'34% of Pak population lives on just Rs 588 a day income'

Update: 2022-04-20 17:48 GMT

Islamabad: Around 34 per cent of Pakistan's population lives on just $3.2 or Rs 588 a day income, the World Bank has said as the cash-strapped country's new Finance Minister Miftah Isamil faces uphill tasks of containing rising inflation and navigating through one of the worst external sector crisis.

The Pakistan Development Update - the biannual report issued by the Washington-based lender - said that soaring inflation disproportionately affected poor and vulnerable households that spend a relatively larger share of their budget on food and energy, the Express Tribune Newspaper reported on Wednesday.

The poor spend around 50 per cent of their total consumption on food items, the World Bank said in the report released on Tuesday, the day Prime Minister Shehbaz Sharif appointed Isamil as the finance minister.

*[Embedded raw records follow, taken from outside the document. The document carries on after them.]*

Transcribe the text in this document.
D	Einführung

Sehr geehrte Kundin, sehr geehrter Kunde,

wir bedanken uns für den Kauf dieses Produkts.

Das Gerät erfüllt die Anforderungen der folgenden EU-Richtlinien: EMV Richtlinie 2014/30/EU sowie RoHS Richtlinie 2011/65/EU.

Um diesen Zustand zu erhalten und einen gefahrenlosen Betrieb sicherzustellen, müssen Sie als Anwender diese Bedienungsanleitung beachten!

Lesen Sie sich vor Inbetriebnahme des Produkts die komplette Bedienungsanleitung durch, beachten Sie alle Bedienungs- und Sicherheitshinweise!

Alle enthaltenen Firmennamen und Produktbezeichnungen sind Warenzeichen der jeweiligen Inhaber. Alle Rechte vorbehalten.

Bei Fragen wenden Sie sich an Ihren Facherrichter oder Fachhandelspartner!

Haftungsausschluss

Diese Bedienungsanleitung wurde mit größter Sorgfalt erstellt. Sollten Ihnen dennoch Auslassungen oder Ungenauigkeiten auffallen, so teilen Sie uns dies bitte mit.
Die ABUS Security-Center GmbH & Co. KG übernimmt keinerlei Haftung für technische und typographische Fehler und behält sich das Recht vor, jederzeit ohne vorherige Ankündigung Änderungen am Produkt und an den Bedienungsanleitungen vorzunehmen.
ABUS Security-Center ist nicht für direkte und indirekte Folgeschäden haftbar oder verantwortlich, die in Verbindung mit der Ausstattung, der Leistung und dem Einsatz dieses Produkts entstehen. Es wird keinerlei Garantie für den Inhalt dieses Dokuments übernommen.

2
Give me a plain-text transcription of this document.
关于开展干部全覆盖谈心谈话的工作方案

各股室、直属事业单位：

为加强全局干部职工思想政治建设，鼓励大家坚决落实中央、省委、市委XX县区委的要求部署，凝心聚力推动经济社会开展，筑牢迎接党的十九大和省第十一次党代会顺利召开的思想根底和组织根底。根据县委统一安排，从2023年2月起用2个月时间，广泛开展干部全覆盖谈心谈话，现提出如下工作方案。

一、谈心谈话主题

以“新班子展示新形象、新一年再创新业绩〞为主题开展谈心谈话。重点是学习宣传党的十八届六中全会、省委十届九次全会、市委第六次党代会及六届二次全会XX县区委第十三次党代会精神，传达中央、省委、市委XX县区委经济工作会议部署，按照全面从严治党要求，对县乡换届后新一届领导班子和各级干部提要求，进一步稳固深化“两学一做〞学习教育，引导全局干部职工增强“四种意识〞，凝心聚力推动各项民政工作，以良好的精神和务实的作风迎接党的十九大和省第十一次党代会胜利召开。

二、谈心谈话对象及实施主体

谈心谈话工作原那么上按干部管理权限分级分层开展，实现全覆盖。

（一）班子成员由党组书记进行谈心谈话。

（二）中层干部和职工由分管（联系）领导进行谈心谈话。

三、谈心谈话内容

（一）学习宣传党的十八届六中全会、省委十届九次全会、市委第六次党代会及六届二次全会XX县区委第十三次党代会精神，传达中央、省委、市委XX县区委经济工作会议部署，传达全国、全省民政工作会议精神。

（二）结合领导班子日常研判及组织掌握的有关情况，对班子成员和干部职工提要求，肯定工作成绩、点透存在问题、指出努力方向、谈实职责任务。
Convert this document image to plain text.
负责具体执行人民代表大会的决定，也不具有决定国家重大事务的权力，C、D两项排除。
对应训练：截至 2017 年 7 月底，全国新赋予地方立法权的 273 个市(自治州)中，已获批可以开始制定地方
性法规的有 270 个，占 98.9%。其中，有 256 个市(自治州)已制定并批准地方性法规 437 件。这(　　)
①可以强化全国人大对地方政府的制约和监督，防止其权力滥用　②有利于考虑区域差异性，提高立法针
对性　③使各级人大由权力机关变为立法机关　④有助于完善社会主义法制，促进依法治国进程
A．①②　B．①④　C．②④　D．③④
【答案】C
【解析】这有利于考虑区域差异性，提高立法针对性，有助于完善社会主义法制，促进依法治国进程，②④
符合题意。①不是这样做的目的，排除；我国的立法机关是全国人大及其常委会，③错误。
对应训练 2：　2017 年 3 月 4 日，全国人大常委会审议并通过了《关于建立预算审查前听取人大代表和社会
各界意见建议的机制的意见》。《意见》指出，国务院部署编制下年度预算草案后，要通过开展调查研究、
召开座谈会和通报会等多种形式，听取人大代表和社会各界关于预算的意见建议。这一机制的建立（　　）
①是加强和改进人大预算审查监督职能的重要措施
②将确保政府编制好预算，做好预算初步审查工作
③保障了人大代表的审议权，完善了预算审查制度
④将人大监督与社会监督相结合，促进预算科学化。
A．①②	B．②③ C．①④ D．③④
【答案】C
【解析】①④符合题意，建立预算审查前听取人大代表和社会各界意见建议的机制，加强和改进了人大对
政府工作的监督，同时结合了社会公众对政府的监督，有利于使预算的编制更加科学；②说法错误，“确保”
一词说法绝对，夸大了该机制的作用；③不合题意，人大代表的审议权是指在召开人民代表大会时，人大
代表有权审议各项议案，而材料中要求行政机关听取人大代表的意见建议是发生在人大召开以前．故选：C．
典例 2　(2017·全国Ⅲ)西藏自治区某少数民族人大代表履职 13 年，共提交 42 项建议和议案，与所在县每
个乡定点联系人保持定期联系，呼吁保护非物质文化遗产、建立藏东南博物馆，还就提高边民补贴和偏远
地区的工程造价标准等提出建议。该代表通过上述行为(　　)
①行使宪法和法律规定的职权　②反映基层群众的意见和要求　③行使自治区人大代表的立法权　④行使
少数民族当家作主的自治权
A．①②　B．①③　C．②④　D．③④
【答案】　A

The report pointed out that Pakistan's key indicators were further deteriorating in the current fiscal year, seeking urgent measures to tighten the fiscal belt for ensuring debt sustainability. Poverty measured at the lower middle-income class poverty line of $3.2 Purchasing Power Parity line of 2011 per day was estimated at 34 per cent in the last fiscal year. The ratio was 37 per cent in the preceding year. But despite a nominal reduction, the percentage was significantly higher and it would be a constraint for the new government that was assigned with an uphill task to ensure economic viability of the country, the report said.

Ismail, along with Dr Ayesha Ghaus Pasha, who has been assigned the portfolio of minister of state for finance would leave for Washington on Wednesday to have their first interaction with the authorities at the US Treasury Department, the International Monetary Fund and the World Bank.

I am hopeful that I will be able to convince the IMF to revive the programme on terms that also take into account harsh ground realities in Pakistan, Ismail was quoted as saying. His one of the most important meetings would be at the US Treasury Department, as the country seeks to repair ties with the world's largest economy, damaged by immature public statements by former prime minister Imran Khan and former foreign affairs minister Shah Mahmood Qureshi.

But the World Bank's Pakistan Development Update report tells what lies ahead for the new finance minister. It cautioned that rising food and energy inflation was expected to diminish the real purchasing power of households, disproportionately affecting poor and vulnerable households that spent a larger share of their budget on these items.